Warto również zaznaczyć, że w drugim roku zasady gry nieco się zmieniają, a awanturnicy skorzy ryzykować życie stają się znacznie potężniejsi. Żeby wyrównać szanse, my również możemy zrekrutować silniejsze potwory i skorzystać z większej liczby pułapek. Ma to o tyle duże znaczenie, że pomieszczenia roku pierwszego są nastawione na produkcję zasobów i umożliwienie nam sprawniejszej rozbudowy, a późniejsze skupiają się na zdobywaniu punktów.
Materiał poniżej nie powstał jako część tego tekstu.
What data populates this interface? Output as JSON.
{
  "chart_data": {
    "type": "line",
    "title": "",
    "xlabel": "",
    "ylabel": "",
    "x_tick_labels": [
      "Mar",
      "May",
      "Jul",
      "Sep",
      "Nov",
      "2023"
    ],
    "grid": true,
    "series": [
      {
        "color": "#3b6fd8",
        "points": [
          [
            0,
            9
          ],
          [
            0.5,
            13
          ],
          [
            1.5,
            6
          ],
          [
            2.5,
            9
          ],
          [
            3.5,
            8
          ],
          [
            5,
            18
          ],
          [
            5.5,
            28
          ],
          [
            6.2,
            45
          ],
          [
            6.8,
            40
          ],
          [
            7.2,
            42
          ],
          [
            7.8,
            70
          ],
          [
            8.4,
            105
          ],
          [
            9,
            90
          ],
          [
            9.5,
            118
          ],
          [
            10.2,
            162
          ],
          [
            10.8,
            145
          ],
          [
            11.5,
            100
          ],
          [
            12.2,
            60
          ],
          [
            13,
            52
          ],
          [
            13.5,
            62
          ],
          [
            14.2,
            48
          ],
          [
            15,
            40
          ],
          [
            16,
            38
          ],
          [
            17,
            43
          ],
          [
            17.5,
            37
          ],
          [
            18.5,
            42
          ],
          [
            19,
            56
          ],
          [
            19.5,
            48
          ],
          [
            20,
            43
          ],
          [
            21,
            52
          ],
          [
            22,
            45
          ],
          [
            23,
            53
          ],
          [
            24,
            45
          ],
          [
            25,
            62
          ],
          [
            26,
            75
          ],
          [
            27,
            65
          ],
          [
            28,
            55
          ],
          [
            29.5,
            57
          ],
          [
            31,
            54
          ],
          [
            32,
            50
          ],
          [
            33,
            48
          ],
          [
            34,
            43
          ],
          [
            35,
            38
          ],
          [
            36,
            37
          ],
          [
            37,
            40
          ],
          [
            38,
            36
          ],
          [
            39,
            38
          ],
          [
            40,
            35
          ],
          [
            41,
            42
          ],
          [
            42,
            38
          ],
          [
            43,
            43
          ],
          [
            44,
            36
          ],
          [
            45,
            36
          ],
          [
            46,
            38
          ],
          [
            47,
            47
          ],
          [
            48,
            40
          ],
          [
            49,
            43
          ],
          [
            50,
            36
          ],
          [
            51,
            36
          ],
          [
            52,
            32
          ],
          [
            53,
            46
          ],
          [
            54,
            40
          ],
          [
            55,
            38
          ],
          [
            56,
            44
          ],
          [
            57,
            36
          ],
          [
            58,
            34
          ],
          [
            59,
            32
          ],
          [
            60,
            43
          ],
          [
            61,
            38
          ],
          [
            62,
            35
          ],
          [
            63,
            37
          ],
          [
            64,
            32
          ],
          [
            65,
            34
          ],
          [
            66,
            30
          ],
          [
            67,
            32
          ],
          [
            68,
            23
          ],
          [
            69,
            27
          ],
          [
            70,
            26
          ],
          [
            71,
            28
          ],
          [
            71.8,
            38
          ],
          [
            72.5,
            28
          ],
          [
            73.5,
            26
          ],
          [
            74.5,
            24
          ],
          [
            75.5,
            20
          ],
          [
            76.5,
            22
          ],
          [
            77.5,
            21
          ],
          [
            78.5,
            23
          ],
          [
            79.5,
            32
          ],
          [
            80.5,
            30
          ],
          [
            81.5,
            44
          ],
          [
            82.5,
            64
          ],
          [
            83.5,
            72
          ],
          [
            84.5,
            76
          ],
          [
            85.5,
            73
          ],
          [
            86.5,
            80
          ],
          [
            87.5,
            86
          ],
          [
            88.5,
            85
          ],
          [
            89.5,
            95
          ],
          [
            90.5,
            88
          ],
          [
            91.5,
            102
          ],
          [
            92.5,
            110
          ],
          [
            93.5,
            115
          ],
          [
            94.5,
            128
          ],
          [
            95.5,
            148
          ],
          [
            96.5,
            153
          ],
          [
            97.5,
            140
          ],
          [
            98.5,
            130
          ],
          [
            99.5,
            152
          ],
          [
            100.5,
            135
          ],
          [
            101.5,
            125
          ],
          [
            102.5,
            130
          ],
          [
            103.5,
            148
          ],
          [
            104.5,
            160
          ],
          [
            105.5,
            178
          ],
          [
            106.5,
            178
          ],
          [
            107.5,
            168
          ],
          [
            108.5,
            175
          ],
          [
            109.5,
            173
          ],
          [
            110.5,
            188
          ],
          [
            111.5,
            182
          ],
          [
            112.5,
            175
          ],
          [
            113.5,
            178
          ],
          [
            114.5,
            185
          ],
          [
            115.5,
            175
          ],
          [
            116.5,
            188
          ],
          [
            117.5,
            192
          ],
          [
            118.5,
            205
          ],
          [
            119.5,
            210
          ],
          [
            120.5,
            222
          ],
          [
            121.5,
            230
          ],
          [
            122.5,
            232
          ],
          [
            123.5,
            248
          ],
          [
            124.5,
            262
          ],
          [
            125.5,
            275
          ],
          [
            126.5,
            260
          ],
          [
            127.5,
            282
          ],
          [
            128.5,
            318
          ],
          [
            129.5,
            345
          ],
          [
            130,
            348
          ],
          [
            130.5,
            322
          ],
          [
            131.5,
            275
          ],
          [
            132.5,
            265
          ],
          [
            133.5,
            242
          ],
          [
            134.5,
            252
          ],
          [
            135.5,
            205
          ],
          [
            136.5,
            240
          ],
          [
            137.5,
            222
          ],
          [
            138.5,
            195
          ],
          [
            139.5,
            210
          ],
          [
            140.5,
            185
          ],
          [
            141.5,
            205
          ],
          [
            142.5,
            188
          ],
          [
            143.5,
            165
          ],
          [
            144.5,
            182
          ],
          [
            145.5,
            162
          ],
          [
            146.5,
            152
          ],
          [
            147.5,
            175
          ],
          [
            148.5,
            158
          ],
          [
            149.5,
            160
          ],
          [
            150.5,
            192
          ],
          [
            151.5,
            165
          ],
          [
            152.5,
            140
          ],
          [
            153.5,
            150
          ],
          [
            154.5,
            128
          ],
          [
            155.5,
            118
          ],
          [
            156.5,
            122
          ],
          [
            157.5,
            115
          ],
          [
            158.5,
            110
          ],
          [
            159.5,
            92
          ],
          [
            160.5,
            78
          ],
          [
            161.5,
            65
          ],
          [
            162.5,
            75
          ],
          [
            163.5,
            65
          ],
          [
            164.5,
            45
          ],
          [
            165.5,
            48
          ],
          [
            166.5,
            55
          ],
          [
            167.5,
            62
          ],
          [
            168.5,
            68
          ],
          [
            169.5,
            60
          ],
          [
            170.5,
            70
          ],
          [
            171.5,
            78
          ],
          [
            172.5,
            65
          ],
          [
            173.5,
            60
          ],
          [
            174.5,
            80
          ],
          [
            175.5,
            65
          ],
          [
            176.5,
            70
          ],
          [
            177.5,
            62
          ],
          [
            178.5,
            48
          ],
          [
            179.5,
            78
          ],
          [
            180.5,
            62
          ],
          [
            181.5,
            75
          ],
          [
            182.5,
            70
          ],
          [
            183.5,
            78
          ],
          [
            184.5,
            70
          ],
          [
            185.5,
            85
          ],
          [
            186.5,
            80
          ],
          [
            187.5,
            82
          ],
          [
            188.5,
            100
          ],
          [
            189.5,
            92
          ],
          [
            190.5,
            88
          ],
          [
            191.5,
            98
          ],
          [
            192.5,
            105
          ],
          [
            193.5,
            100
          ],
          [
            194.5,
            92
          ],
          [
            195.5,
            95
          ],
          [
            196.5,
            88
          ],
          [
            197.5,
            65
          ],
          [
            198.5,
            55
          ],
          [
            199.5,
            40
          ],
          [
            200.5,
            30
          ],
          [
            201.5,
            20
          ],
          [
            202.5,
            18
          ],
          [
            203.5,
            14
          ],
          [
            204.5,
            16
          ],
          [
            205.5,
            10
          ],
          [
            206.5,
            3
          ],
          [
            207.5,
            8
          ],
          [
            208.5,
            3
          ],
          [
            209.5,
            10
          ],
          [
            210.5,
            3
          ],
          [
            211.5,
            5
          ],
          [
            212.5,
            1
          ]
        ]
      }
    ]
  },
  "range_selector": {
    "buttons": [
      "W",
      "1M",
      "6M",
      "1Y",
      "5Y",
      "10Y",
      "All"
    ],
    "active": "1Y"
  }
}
Wyraźnie sugeruje to, na co należy się nastawiać w obu etapach rozgrywki, ale niestety ogranicza dostępne sposoby na zwycięstwo.
Satysfakcja z panowania
Władcy Podziemi to naprawdę ciekawa opcja na spędzenie jesiennego popołudnia. Przyjemne dla oka wykonanie, połączone z naprawdę zabawnym humorem i klimatem sprawiają, że chce się dać tej grze szansę. I warto to zrobić, bo choć musimy przestrzegać wielu zasad, po załapaniu kilku najbardziej kluczowych, można sprawnie rozbudowywać podziemia i mierzyć się z kolejnymi grupami śmiałków.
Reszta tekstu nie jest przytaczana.